In seismic exploration, seismic data is acquired along lines that consist of geophone arrays onshore or hydrophone streamer traverses offshore. Geophones and hydrophones act as sensors to receive energy that is transmitted into the ground and reflected back to the surface from subsurface rock interfaces. Energy is usually provided onshore by Vibroseis.RTM. vehicles which transmit pulses by shaking the ground at pre-determined intervals and frequencies on the surface. Offshore, airgun sources are usually used. Subtle changes in the energy returned to surface often reflect variations in the stratigraphic, structural and fluid contents of the reservoirs.
In performing three-dimensional (3-D) seismic exploration, the principle is similar, however, lines and arrays are more closely spaced to provide more detailed sub-surface coverage. With this high density coverage, extremely large volumes of digital data need to be recorded, stored and processed before final interpretation can be made. Processing requires extensive computer resources and complex software to enhance the signal received from the subsurface and to mute accompanying noise which masks the signal.
Once the data is processed, geophysical staff compile and interpret the 3-D seismic information in the form of a 3-D data cube (See FIG. 1) which effectively represents a display of subsurface features. Using this data cube, information can be displayed in various forms. Horizontal time slice maps can be made at selected depths (See FIG. 2). Using a computer workstation an interpreter can also slice through the field to investigate reservoir issues at different seismic horizons. Vertical slices or sections can also be made in any direction using seismic or well data. Time maps can be converted to depth to provide a structural interpretation at a specific level.

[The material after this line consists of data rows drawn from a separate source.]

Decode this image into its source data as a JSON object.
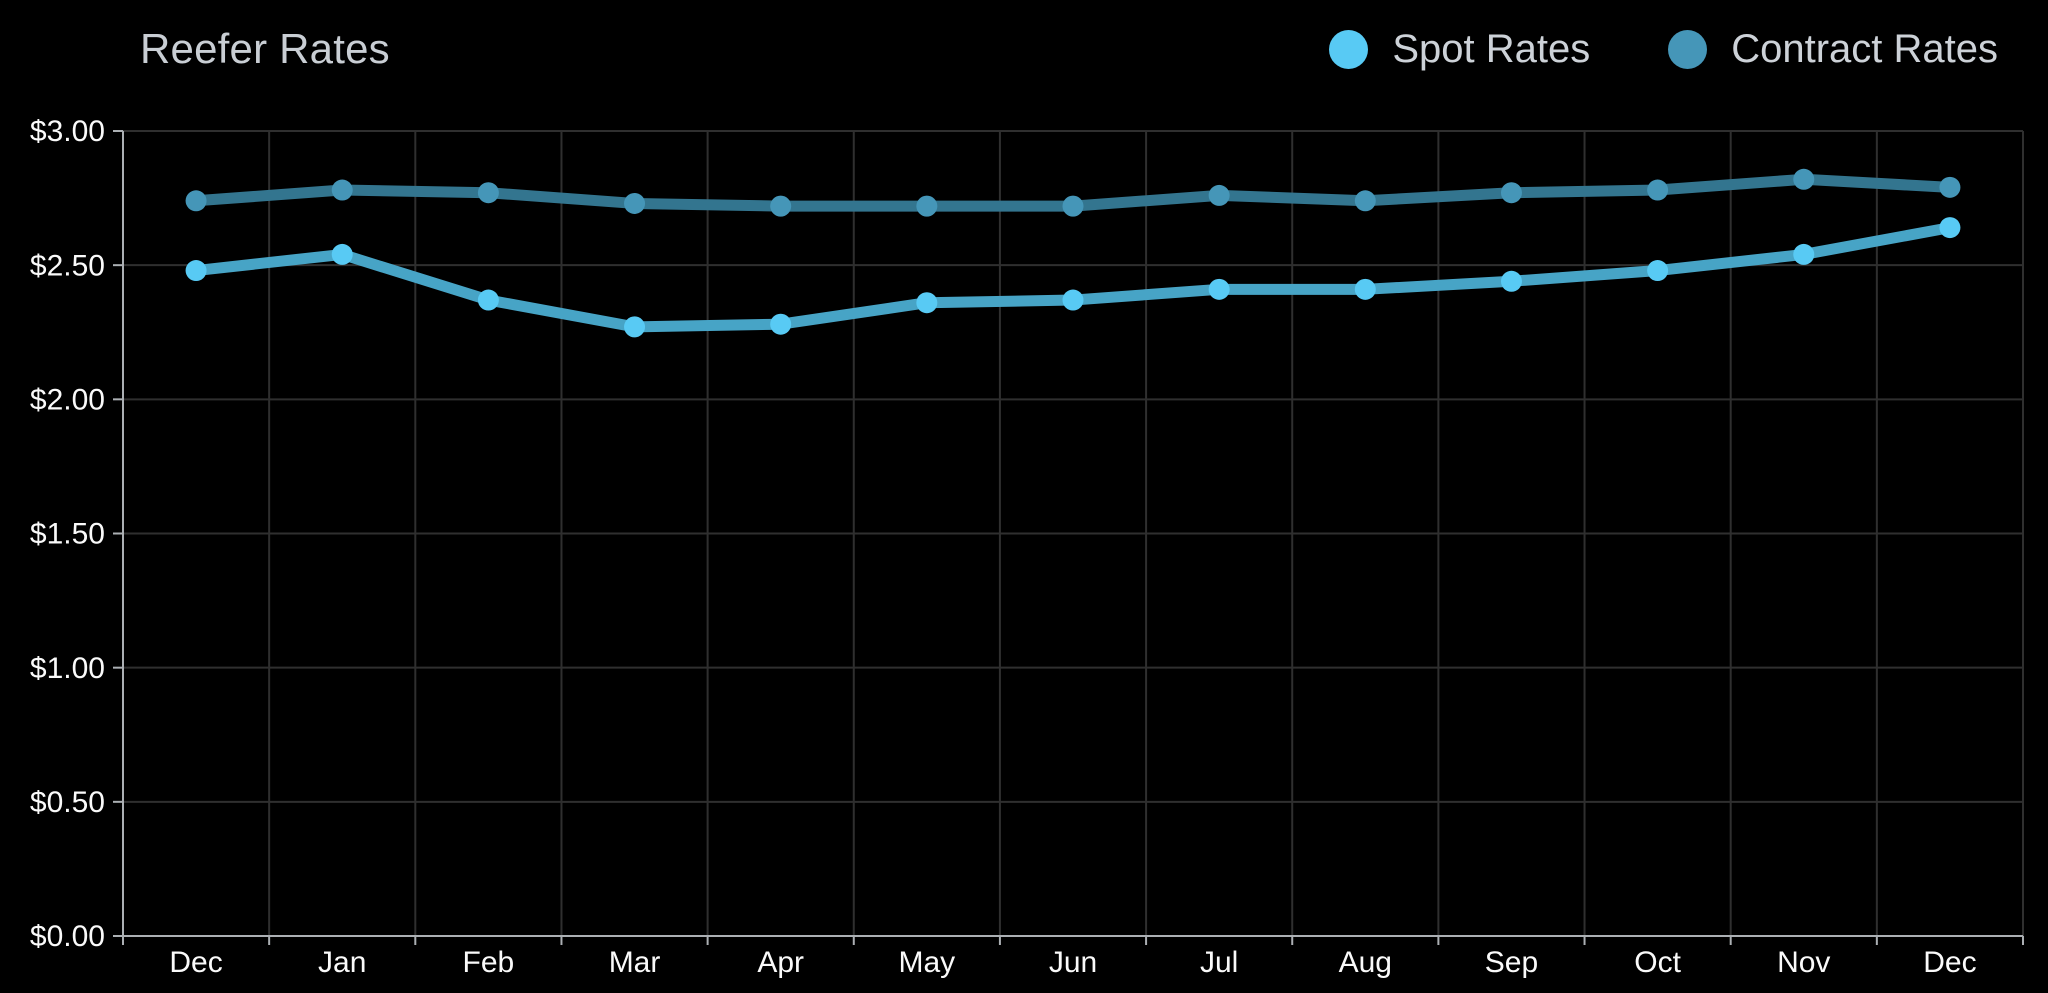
{
  "header": {
    "title": "Reefer Rates"
  },
  "chart_data": {
    "type": "line",
    "title": "Reefer Rates",
    "categories": [
      "Dec",
      "Jan",
      "Feb",
      "Mar",
      "Apr",
      "May",
      "Jun",
      "Jul",
      "Aug",
      "Sep",
      "Oct",
      "Nov",
      "Dec"
    ],
    "series": [
      {
        "name": "Spot Rates",
        "values": [
          2.48,
          2.54,
          2.37,
          2.27,
          2.28,
          2.36,
          2.37,
          2.41,
          2.41,
          2.44,
          2.48,
          2.54,
          2.64
        ],
        "line_color": "#47A4C6",
        "marker_color": "#58CAF4"
      },
      {
        "name": "Contract Rates",
        "values": [
          2.74,
          2.78,
          2.77,
          2.73,
          2.72,
          2.72,
          2.72,
          2.76,
          2.74,
          2.77,
          2.78,
          2.82,
          2.79
        ],
        "line_color": "#33758F",
        "marker_color": "#4596B8"
      }
    ],
    "xlabel": "",
    "ylabel": "",
    "ylim": [
      0,
      3
    ],
    "y_ticks": [
      {
        "value": 3.0,
        "label": "$3.00"
      },
      {
        "value": 2.5,
        "label": "$2.50"
      },
      {
        "value": 2.0,
        "label": "$2.00"
      },
      {
        "value": 1.5,
        "label": "$1.50"
      },
      {
        "value": 1.0,
        "label": "$1.00"
      },
      {
        "value": 0.5,
        "label": "$0.50"
      },
      {
        "value": 0.0,
        "label": "$0.00"
      }
    ],
    "grid": true,
    "legend_position": "top-right",
    "colors": {
      "background": "#000000",
      "grid_line": "#2F2F2F",
      "axis_line": "#ABAFB3",
      "axis_text": "#FAFAFA",
      "title_text": "#C9CED4"
    }
  }
}
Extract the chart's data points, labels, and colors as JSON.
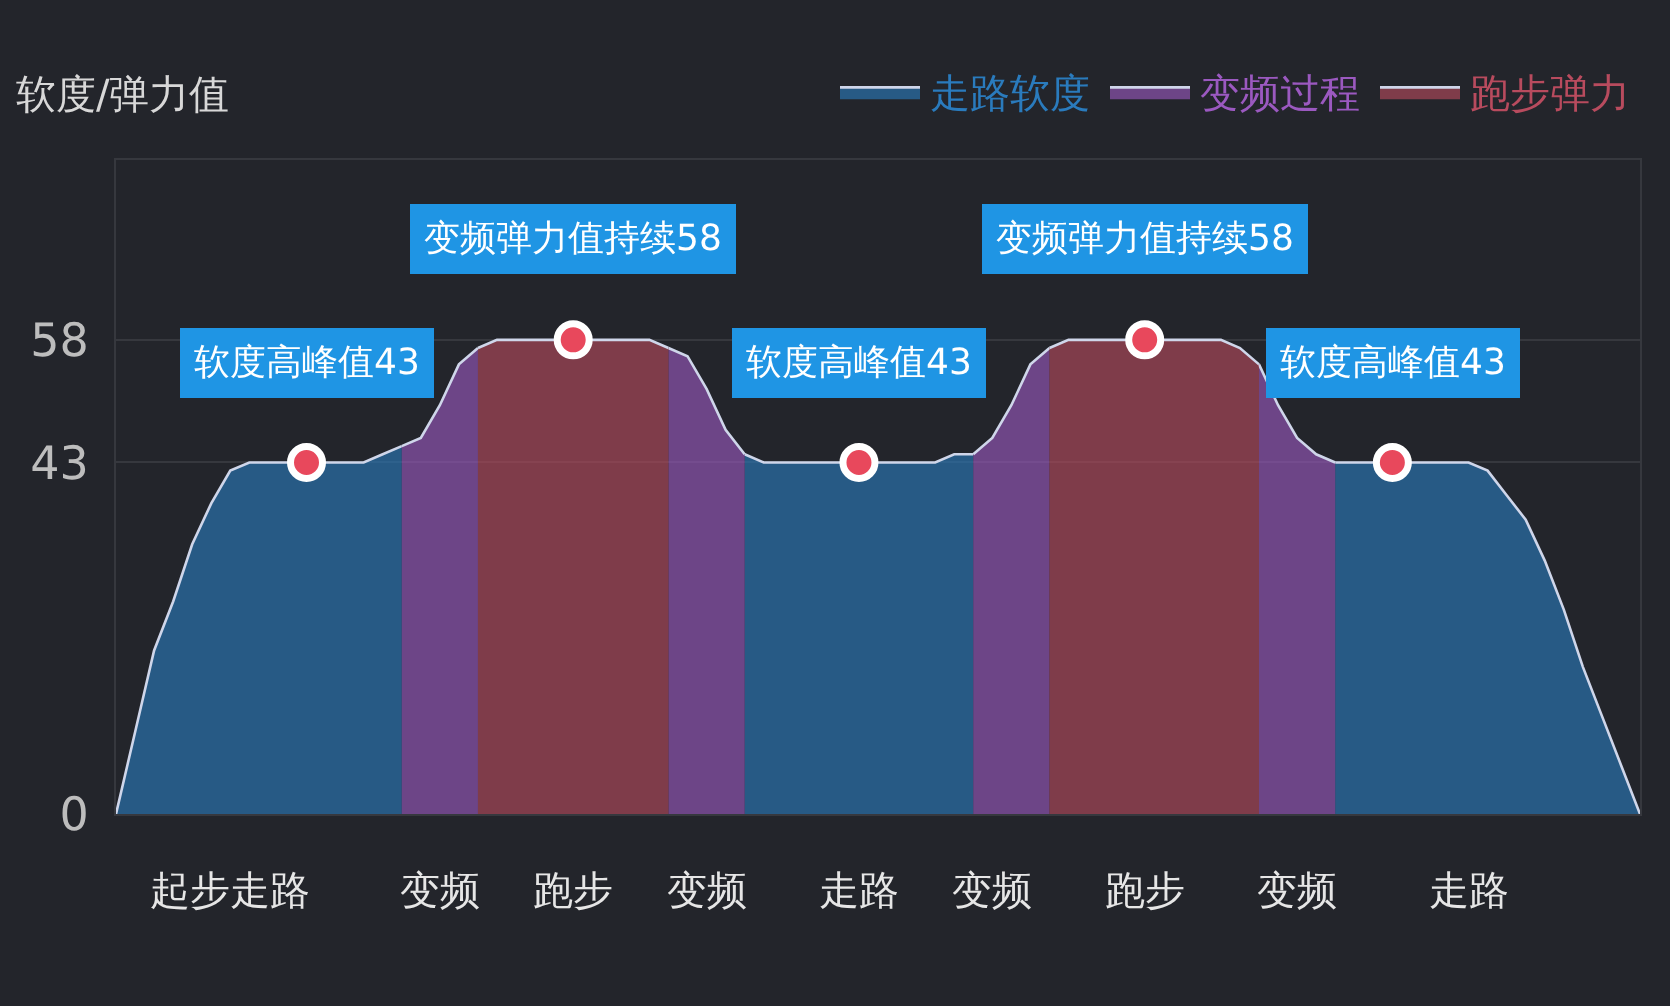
{
  "chart_data": {
    "type": "area",
    "ylabel": "软度/弹力值",
    "categories": [
      null,
      null,
      null,
      null,
      null,
      null,
      "起步走路",
      null,
      null,
      null,
      null,
      null,
      null,
      null,
      null,
      null,
      null,
      "变频",
      null,
      null,
      null,
      null,
      null,
      null,
      "跑步",
      null,
      null,
      null,
      null,
      null,
      null,
      "变频",
      null,
      null,
      null,
      null,
      null,
      null,
      null,
      "走路",
      null,
      null,
      null,
      null,
      null,
      null,
      "变频",
      null,
      null,
      null,
      null,
      null,
      null,
      null,
      "跑步",
      null,
      null,
      null,
      null,
      null,
      null,
      null,
      "变频",
      null,
      null,
      null,
      null,
      null,
      null,
      null,
      null,
      "走路",
      null,
      null,
      null,
      null,
      null,
      null,
      null,
      null,
      null
    ],
    "series": [
      {
        "name": "走路软度",
        "color": "#2a7bbd",
        "values": [
          0,
          10,
          20,
          26,
          33,
          38,
          42,
          43,
          43,
          43,
          43,
          43,
          43,
          43,
          44,
          45,
          null,
          null,
          null,
          null,
          null,
          null,
          null,
          null,
          null,
          null,
          null,
          null,
          null,
          null,
          null,
          null,
          null,
          44,
          43,
          43,
          43,
          43,
          43,
          43,
          43,
          43,
          43,
          43,
          44,
          44,
          null,
          null,
          null,
          null,
          null,
          null,
          null,
          null,
          null,
          null,
          null,
          null,
          null,
          null,
          null,
          null,
          null,
          null,
          43,
          43,
          43,
          43,
          43,
          43,
          43,
          43,
          42,
          39,
          36,
          31,
          25,
          18,
          12,
          6,
          0
        ]
      },
      {
        "name": "变频过程",
        "color": "#9b59c0",
        "values": [
          null,
          null,
          null,
          null,
          null,
          null,
          null,
          null,
          null,
          null,
          null,
          null,
          null,
          null,
          null,
          45,
          46,
          50,
          55,
          57,
          null,
          null,
          null,
          null,
          null,
          null,
          null,
          null,
          null,
          57,
          56,
          52,
          47,
          44,
          null,
          null,
          null,
          null,
          null,
          null,
          null,
          null,
          null,
          null,
          null,
          44,
          46,
          50,
          55,
          57,
          null,
          null,
          null,
          null,
          null,
          null,
          null,
          null,
          null,
          null,
          55,
          50,
          46,
          44,
          43,
          null,
          null,
          null,
          null,
          null,
          null,
          null,
          null,
          null,
          null,
          null,
          null,
          null,
          null,
          null,
          null
        ]
      },
      {
        "name": "跑步弹力",
        "color": "#b84b5e",
        "values": [
          null,
          null,
          null,
          null,
          null,
          null,
          null,
          null,
          null,
          null,
          null,
          null,
          null,
          null,
          null,
          null,
          null,
          null,
          null,
          57,
          58,
          58,
          58,
          58,
          58,
          58,
          58,
          58,
          58,
          57,
          null,
          null,
          null,
          null,
          null,
          null,
          null,
          null,
          null,
          null,
          null,
          null,
          null,
          null,
          null,
          null,
          null,
          null,
          null,
          57,
          58,
          58,
          58,
          58,
          58,
          58,
          58,
          58,
          58,
          57,
          55,
          null,
          null,
          null,
          null,
          null,
          null,
          null,
          null,
          null,
          null,
          null,
          null,
          null,
          null,
          null,
          null,
          null,
          null,
          null,
          null
        ]
      },
      {
        "type": "scatter",
        "color": "#e8485c",
        "marker": "circle",
        "values": [
          null,
          null,
          null,
          null,
          null,
          null,
          null,
          null,
          null,
          null,
          43,
          null,
          null,
          null,
          null,
          null,
          null,
          null,
          null,
          null,
          null,
          null,
          null,
          null,
          58,
          null,
          null,
          null,
          null,
          null,
          null,
          null,
          null,
          null,
          null,
          null,
          null,
          null,
          null,
          43,
          null,
          null,
          null,
          null,
          null,
          null,
          null,
          null,
          null,
          null,
          null,
          null,
          null,
          null,
          58,
          null,
          null,
          null,
          null,
          null,
          null,
          null,
          null,
          null,
          null,
          null,
          null,
          43,
          null,
          null,
          null,
          null,
          null,
          null,
          null,
          null,
          null,
          null,
          null,
          null,
          null
        ]
      }
    ],
    "ylim": [
      0,
      80
    ],
    "yticks": [
      0,
      43,
      58
    ],
    "grid": "y",
    "legend": "top right",
    "annotations": [
      {
        "text": "软度高峰值43",
        "y": 43
      },
      {
        "text": "变频弹力值持续58",
        "y": 58
      },
      {
        "text": "软度高峰值43",
        "y": 43
      },
      {
        "text": "变频弹力值持续58",
        "y": 58
      },
      {
        "text": "软度高峰值43",
        "y": 43
      }
    ]
  }
}
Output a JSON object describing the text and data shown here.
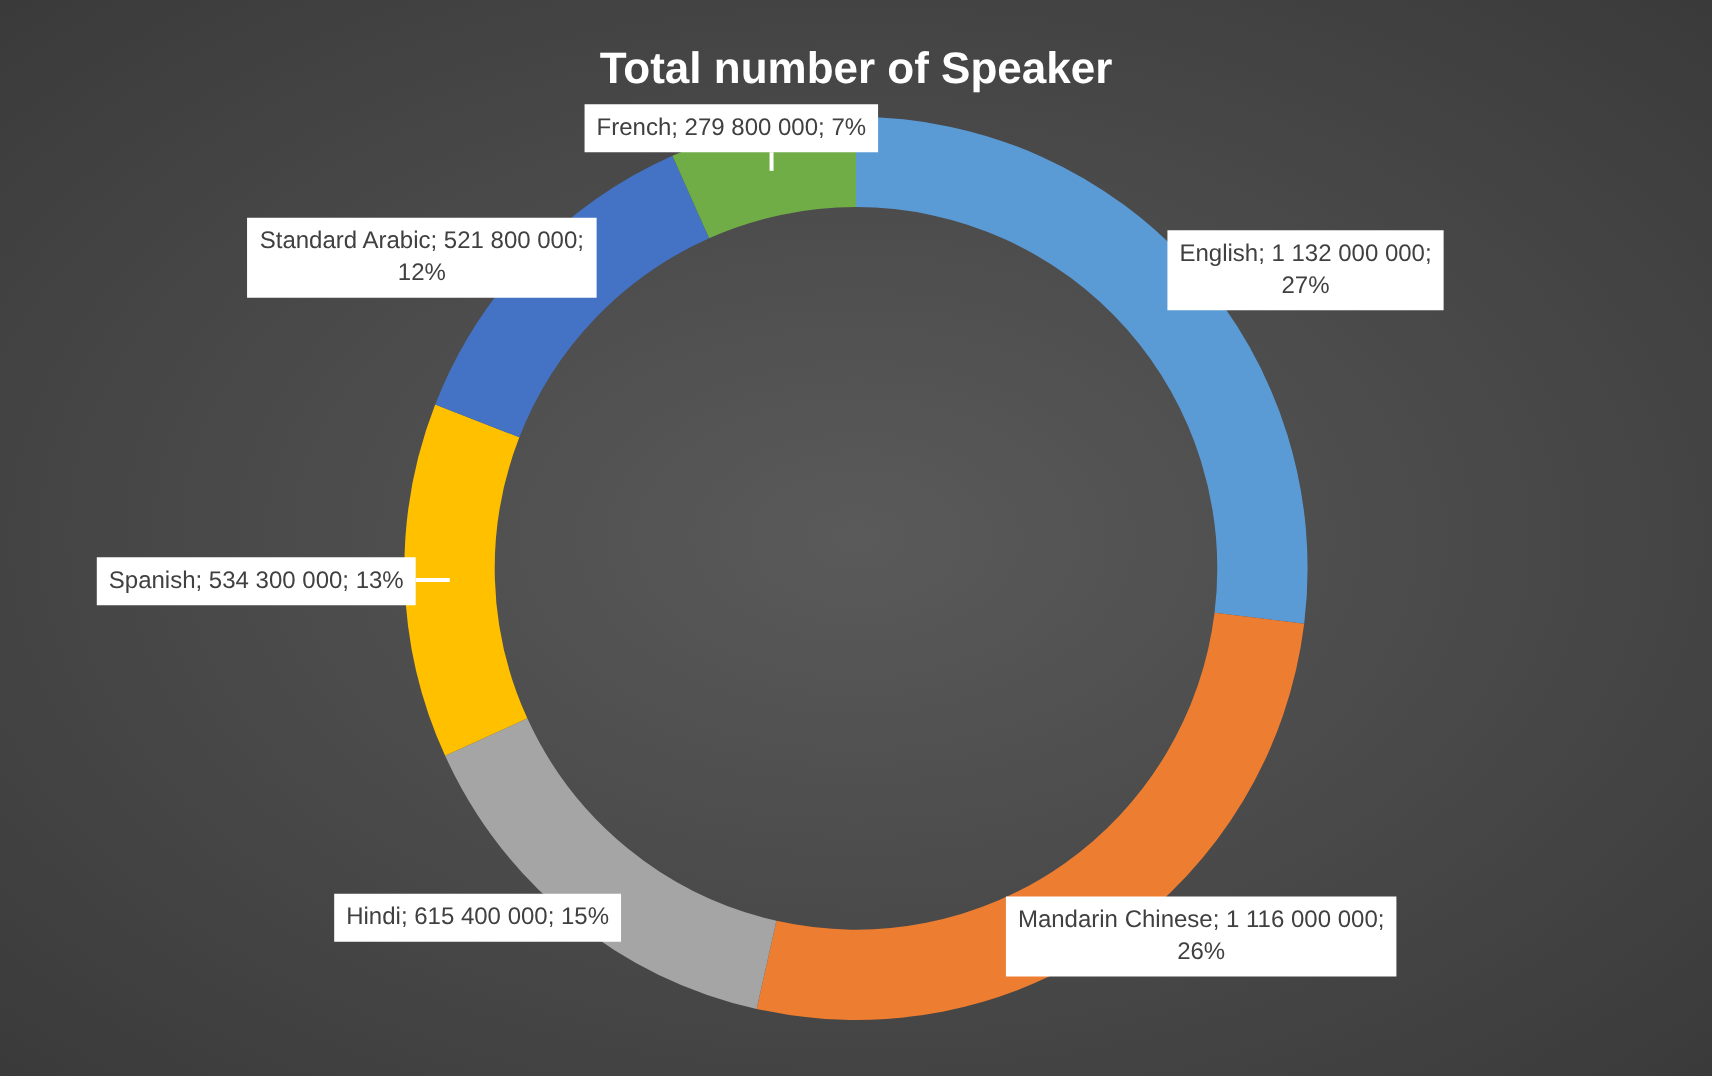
{
  "chart_data": {
    "type": "donut",
    "title": "Total number of Speaker",
    "categories": [
      "English",
      "Mandarin Chinese",
      "Hindi",
      "Spanish",
      "Standard Arabic",
      "French"
    ],
    "values": [
      1132000000,
      1116000000,
      615400000,
      534300000,
      521800000,
      279800000
    ],
    "colors": [
      "#5b9bd5",
      "#ed7d31",
      "#a5a5a5",
      "#ffc000",
      "#4472c4",
      "#70ad47"
    ],
    "value_labels": [
      "1 132 000 000; 27%",
      "1 116 000 000; 26%",
      "615 400 000; 15%",
      "534 300 000; 13%",
      "521 800 000; 12%",
      "279 800 000; 7%"
    ]
  }
}
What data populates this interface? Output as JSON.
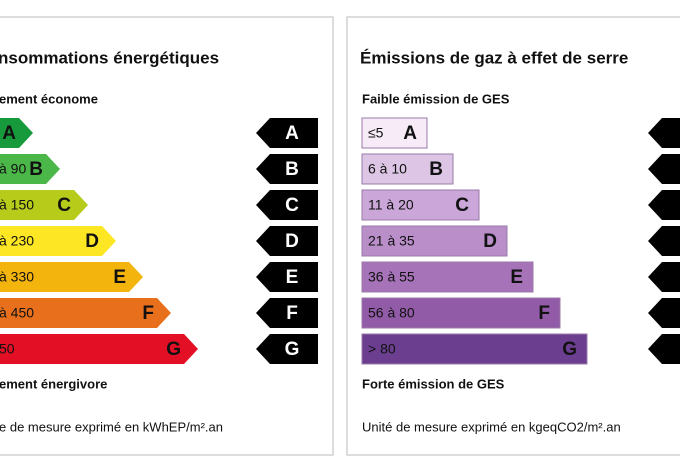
{
  "left": {
    "title": "nsommations énergétiques",
    "top_label": "ement économe",
    "bottom_label": "ement énergivore",
    "unit": "e de mesure exprimé en kWhEP/m².an",
    "rows": [
      {
        "range": null,
        "letter": "A"
      },
      {
        "range": "à 90",
        "letter": "B"
      },
      {
        "range": "à 150",
        "letter": "C"
      },
      {
        "range": "à 230",
        "letter": "D"
      },
      {
        "range": "à 330",
        "letter": "E"
      },
      {
        "range": "à 450",
        "letter": "F"
      },
      {
        "range": "50",
        "letter": "G"
      }
    ],
    "arrows": [
      "A",
      "B",
      "C",
      "D",
      "E",
      "F",
      "G"
    ]
  },
  "right": {
    "title": "Émissions de gaz à effet de serre",
    "top_label": "Faible émission de GES",
    "bottom_label": "Forte émission de GES",
    "unit": "Unité de mesure exprimé en kgeqCO2/m².an",
    "rows": [
      {
        "range": "≤5",
        "letter": "A"
      },
      {
        "range": "6 à 10",
        "letter": "B"
      },
      {
        "range": "11 à 20",
        "letter": "C"
      },
      {
        "range": "21 à 35",
        "letter": "D"
      },
      {
        "range": "36 à 55",
        "letter": "E"
      },
      {
        "range": "56 à 80",
        "letter": "F"
      },
      {
        "range": "> 80",
        "letter": "G"
      }
    ]
  }
}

Seismic data has been traditionally acquired and processed for the purpose of imaging seismic reflections. However, changes in stratigraphy are often difficult to detect on traditional seismic displays due to the limited amount of information that stratigraphic features present in a cross-section view. Although such views provide an opportunity to see a much larger portion of these features, it is difficult to identify fault surfaces within a 3-D volume where no fault reflections have been recorded.
Coherence and semblence (a measure of multichannel coherence) are two measures of seismic trace similarity or dissimilarity. As two seismic traces increase in coherence, the more they are alike. Assigning a coherence measure on a scale from zero to one, "0" indicates the greatest lack of similarity, while a value of "1" indicates total or complete similarity (i.e., two identical traces). Coherence for more than two traces may be defined in a similar way.
One method for computing coherence was disclosed in a U.S. patent application (now U.S. Pat. No. 5,563,949) by Bahorich and Farmer (assigned to Amoco Corporation) having a Ser. No. of 08/353,934 and a filing date of Dec. 12, 1994. A method for computing semblance was disclosed in a U.S. patent application by Marfurt et. al. (assigned to Amoco Corporation) having an application Ser. No. of 60/005,032 and a filing date of Oct. 6, 1995. The Marfurt et al. invention included a brute force search over candidate dips and azimuths.
As good as both methods have proved to be, they have some limitations. Improved resolution and computational speed are always desirable.